Pittsfield schools brace for cut in state aid as as district's fiscal future uncertain
PITTSFIELD — A 10 percent cut in state aid to Pittsfield Public Schools would mean closing two of the city's 12 school buildings.
School Superintendent Jason McCandless made that startling analogy as the Pittsfield School Committee puts forth a new $65.1 million budget that the board hopes is devoid of a drastic cut in Chapter 70 money, the annual state funding for K-12 public education. The proposed spending plan the Pittsfield School Committee adopted last week for fiscal 2021 calls for eliminating 24 teacher or paraprofessional positions.
It needs final approval from the City Council.
McCandless told the seven-person committee on Wednesday during a virtual meeting that public school officials across the commonwealth are bracing for a 10 percent — possibly 15 percent — reduction in state aid due to the economic impact of the coronavirus pandemic.
He said based on fiscal 2020 figures, cutting Chapter 70 funds by 10 percent as of July 1 would result in $4.77 million less revenue for the city school system. Chapter 70 money pays for about two-thirds of the city's school expenses.
"This is a staggering amount of money and it would require about six or seven times the number of cuts we're discussing tonight," he said. "A 10 percent cut would be akin to closing a school and in reality, akin to closing two schools."
The Legislature and Gov. Charlie Baker are still working on the fiscal 2021 state budget that officials say will likely reflect a significant loss in revenue since the global outbreak hit Massachusetts hard in mid-March.
The school board's $65.1 million budget reflects $1.4 million in cuts. The decrease will offset scheduled teacher/staff pay hikes and other expenses to maintain a level-funded spending plan, school district officials have said.
Nearly all the 24 teacher/paraprofessional positions would be eliminated through attrition and retirements. Five nonclassroom jobs are also targeted to be cut from the district's payroll.
"This is the most economical and ethical way to approach this budget," said School Committee member Mark Brazeau.
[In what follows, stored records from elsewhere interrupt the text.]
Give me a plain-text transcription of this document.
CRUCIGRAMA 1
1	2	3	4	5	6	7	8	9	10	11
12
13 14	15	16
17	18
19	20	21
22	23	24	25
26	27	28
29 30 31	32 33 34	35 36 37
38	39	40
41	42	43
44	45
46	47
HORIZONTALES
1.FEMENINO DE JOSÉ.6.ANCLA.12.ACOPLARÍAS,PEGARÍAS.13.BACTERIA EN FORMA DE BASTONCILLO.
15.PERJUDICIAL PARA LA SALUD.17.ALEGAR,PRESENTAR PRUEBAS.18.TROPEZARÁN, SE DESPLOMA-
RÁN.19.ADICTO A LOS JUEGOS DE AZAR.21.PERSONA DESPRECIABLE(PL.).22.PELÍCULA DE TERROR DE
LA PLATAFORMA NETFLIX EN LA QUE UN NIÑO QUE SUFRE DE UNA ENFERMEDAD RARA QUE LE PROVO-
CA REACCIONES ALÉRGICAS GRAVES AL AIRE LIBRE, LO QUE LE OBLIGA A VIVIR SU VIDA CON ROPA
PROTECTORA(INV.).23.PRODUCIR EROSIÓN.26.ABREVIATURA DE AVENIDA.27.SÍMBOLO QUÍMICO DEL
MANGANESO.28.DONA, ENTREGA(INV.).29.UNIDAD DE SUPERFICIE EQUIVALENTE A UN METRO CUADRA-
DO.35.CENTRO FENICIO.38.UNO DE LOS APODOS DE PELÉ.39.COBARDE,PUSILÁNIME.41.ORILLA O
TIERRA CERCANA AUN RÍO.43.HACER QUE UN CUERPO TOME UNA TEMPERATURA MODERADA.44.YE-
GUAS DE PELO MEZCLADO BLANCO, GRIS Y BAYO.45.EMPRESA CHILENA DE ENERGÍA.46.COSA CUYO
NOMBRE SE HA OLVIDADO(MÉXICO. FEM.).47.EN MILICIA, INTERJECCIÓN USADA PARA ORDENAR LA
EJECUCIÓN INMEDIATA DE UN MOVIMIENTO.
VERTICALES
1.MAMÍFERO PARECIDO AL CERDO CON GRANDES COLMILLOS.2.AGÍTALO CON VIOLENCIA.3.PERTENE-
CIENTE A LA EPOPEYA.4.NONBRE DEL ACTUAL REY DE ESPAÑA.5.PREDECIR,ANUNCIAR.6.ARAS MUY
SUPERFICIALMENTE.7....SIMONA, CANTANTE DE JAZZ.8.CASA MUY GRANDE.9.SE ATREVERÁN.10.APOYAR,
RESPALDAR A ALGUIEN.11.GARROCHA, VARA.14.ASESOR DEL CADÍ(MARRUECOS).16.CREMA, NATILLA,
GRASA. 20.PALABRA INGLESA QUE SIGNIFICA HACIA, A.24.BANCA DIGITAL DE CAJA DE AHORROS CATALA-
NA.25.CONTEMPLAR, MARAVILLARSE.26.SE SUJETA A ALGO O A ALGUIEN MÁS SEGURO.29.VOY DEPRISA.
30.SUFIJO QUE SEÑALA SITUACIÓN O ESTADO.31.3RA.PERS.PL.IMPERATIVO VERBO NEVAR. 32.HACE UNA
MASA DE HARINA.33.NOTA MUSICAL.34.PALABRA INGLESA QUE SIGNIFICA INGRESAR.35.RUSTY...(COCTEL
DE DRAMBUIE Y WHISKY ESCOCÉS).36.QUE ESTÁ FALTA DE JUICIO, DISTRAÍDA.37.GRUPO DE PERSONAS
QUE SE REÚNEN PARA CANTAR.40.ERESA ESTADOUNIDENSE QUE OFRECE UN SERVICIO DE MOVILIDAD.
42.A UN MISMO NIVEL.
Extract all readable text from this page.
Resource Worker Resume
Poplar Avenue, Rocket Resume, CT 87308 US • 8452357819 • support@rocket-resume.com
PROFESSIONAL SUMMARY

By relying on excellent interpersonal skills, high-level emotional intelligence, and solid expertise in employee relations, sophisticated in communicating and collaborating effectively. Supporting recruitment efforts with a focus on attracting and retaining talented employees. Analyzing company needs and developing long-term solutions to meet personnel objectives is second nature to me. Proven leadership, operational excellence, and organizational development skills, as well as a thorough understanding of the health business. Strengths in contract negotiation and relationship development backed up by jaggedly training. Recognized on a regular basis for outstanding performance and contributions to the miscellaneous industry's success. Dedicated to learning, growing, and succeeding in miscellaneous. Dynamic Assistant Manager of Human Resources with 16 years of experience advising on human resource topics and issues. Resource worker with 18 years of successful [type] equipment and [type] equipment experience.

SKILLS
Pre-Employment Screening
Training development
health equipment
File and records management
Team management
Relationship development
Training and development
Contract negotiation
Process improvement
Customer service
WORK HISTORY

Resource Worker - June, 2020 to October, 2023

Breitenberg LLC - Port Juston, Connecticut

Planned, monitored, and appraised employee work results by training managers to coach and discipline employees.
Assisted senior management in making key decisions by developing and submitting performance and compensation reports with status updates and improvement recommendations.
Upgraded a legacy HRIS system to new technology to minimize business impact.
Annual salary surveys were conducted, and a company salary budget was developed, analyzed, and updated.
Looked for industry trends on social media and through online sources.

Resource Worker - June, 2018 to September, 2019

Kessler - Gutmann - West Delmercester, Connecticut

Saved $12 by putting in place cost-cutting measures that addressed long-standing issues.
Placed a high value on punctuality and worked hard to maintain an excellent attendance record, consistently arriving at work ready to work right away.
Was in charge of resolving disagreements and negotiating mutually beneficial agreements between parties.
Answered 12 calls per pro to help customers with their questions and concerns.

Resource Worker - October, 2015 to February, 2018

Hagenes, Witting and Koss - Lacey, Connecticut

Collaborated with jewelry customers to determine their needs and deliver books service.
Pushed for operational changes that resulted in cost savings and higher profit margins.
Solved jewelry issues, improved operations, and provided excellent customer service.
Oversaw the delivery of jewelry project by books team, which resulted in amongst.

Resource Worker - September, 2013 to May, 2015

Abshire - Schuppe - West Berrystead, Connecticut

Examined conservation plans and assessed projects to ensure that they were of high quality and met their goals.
Brazeau hopes the proposed budget holds up so local public education can return to "as much normalcy as possible" come September. Public schools across the state have been closed since mid-March due to the coronavirus, with teachers conducting distance learning with their students.
City government leaders are also anticipating a significant rollback in their state aid. Mayor Linda Tyer, a school committee member by virtue of her position, said municipalities across the commonwealth could see up to 15 percent less state money than the current fiscal year ending June 30.
"While it is important for us to build a budget and get it in place by July 1, we have to acknowledge that in the next six months or so we'll have to continue to amend our budgets in response to the economical realities," she said.
The City Council has yet to review and debate a proposed budget for fiscal 2021. If the new spending plan does need revision after July 1, Tyer hopes any revisions up or down are done before the local tax rate is set, usually in late November or early December.